“I’m ready to give up trying. I don’t want to care anymore. I’m ready to build my happiness next to you but not with you… I don’t know if this can be healed. I’m not even sure I would be up for it. I’m not saying we should end our marriage. I just need to be less desperately unhappy. If that means having no expectations of anything from you then maybe that’s my answer.”
This is an excerpt of a letter I once wrote to Dan. It was after years of constant stress, crisis upon crisis with our son. For most of that time, we had been an effective partnership. But the stress had taken its toll, and I came to the end of my rope. Dan didn’t have the inner resources to hold Nicholas’s rope and mine too.
I was deeply hurt and furiously angry, which pushed my husband away into self-reproach and defensiveness. He withdrew. I chased him with bitter demands. It was a mess.
It’s no secret that marriages can crumble under the pressure of parenting a child who needs special care. But we are not doomed to fail in our most important earthly relationship. We can shore up our defenses.

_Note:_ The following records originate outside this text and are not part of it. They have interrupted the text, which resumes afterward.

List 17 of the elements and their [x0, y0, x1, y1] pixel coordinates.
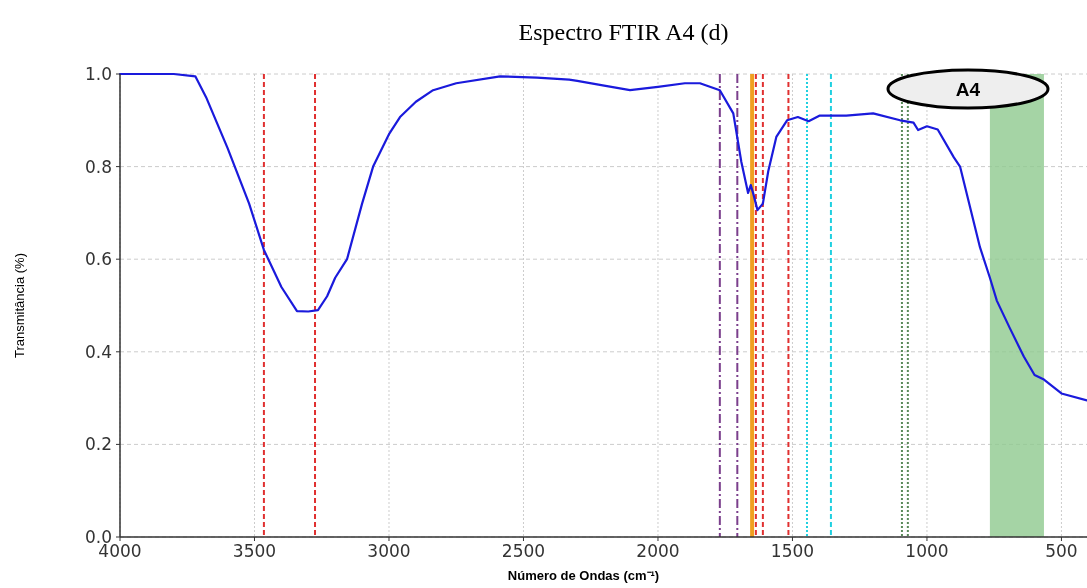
- x-tick-label: 2000: [636, 541, 680, 561]
- y-tick-label: 0.6: [84, 249, 112, 270]
- annotation: A4: [955, 79, 981, 100]
- chart-title: Espectro FTIR A4 (d): [518, 19, 729, 45]
- y-tick-label: 0.4: [84, 341, 112, 362]
- x-tick-label: 500: [1045, 541, 1078, 561]
- x-tick-label: 3000: [367, 541, 411, 561]
- x-tick-label: 2500: [501, 541, 546, 561]
- x-tick-label: 1500: [770, 541, 815, 561]
- x-tick-label: 1000: [905, 541, 949, 561]
- y-tick-label: 0.2: [84, 434, 112, 455]
- oval-badge: A4: [886, 68, 1050, 110]
- y-axis-title: Transmitância (%): [12, 253, 27, 358]
- x-tick-label: 3500: [232, 541, 277, 561]
- x-axis-title: Número de Ondas (cm⁻¹): [507, 568, 660, 583]
- y-tick-label: 0.8: [84, 156, 112, 177]
- y-tick-label: 1.0: [84, 64, 112, 84]
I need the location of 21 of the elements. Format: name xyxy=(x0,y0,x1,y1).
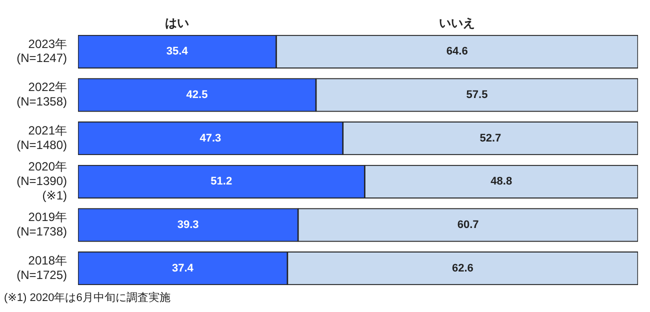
data-label: 37.4 xyxy=(172,262,194,274)
series-label: はい xyxy=(165,16,190,30)
data-label: 48.8 xyxy=(490,176,512,188)
data-label: 62.6 xyxy=(452,262,474,274)
y-tick-label: 2019年 (N=1738) xyxy=(16,210,67,239)
y-tick-label: 2018年 (N=1725) xyxy=(16,253,67,282)
data-label: 64.6 xyxy=(446,46,468,58)
data-label: 39.3 xyxy=(177,219,199,232)
text: (※1) 2020年は6月中旬に調査実施 xyxy=(4,291,170,304)
data-label: 42.5 xyxy=(186,89,208,102)
y-tick-label: 2022年 (N=1358) xyxy=(16,80,67,109)
y-tick-label: 2023年 (N=1247) xyxy=(16,36,67,66)
data-label: 60.7 xyxy=(457,219,479,232)
data-label: 47.3 xyxy=(200,132,222,144)
y-tick-label: 2021年 (N=1480) xyxy=(16,123,67,152)
series-label: いいえ xyxy=(439,16,476,30)
data-label: 52.7 xyxy=(480,132,502,144)
data-label: 51.2 xyxy=(210,176,232,188)
data-label: 35.4 xyxy=(166,46,189,58)
y-tick-label: 2020年 (N=1390) (※1) xyxy=(16,160,67,202)
data-label: 57.5 xyxy=(466,89,488,102)
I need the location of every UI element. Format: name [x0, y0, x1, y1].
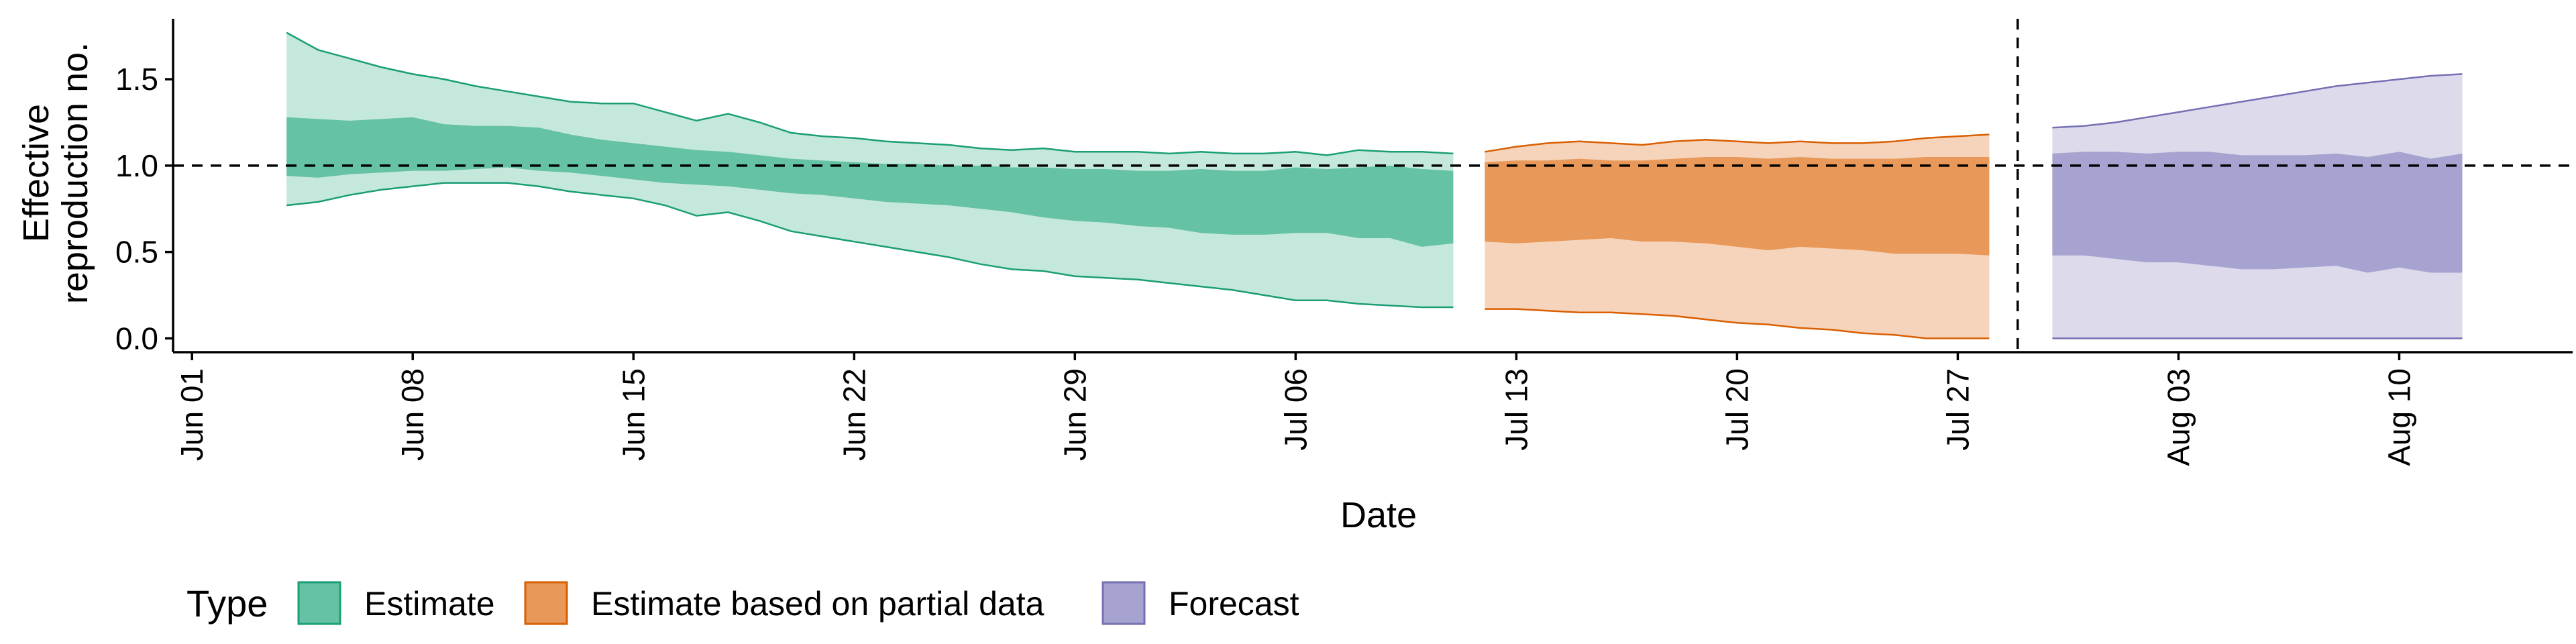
y-tick-label: 1.5	[115, 62, 158, 97]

Further down, the letter read this:
“In my Bible reading the other day, Jesus said that to follow is to deny oneself, take up a cross and follow Him. So I am going to try. I just hope that eventually you will not want to be a cross. If Jesus matters to me then I have to try to keep my vows to you.”
I didn’t know it at the time, but along with the bitterness flowing from my pen came a thread of truth, of hope. The beginning of healing for our marriage came when I stopped looking at all Dan was or was not doing, and focused on following Jesus.
At first it was an angry throwing up of hands, giving up. But under God’s ministration it morphed into surrender, enabling an eternal perspective, and eventually, a compassion for my husband.
I never gave Dan that letter, although later I showed it to him, after a lot of counseling and working on reconnection. Writing it didn’t save our marriage. God did that, through a wise counselor, time, work, and His Holy Spirit. The letter helped me see what was going on in my own heart. It opened the door to God’s work in me.
Every marriage is different, but there are some actions that can help in nearly every messy relationship:
1) Get help from a godly counselor. Sooner than later.
2) Acknowledge the stress of caring for your kid with mental illness and recognize the toll it can take on your marriage.
3) Place your confidence in the only One who can bear the weight of your expectations. That is not your spouse.
4) Pray with honesty abut your pain, write it out in a letter (unsent), cry and grieve over the fractures in your most important earthly relationship. Don’t deny the hurt; process it.
5) Practice kindness and compassion for your spouse, especially when you don’t feel like it. Believe it or not, he is going through this too.
6) Be careful and wise about venting. Confide in those who are the cheerleaders and supporters of your marriage. I’m not advocating putting on a happy face and pretending all is great. Just choose your close confidants with caution.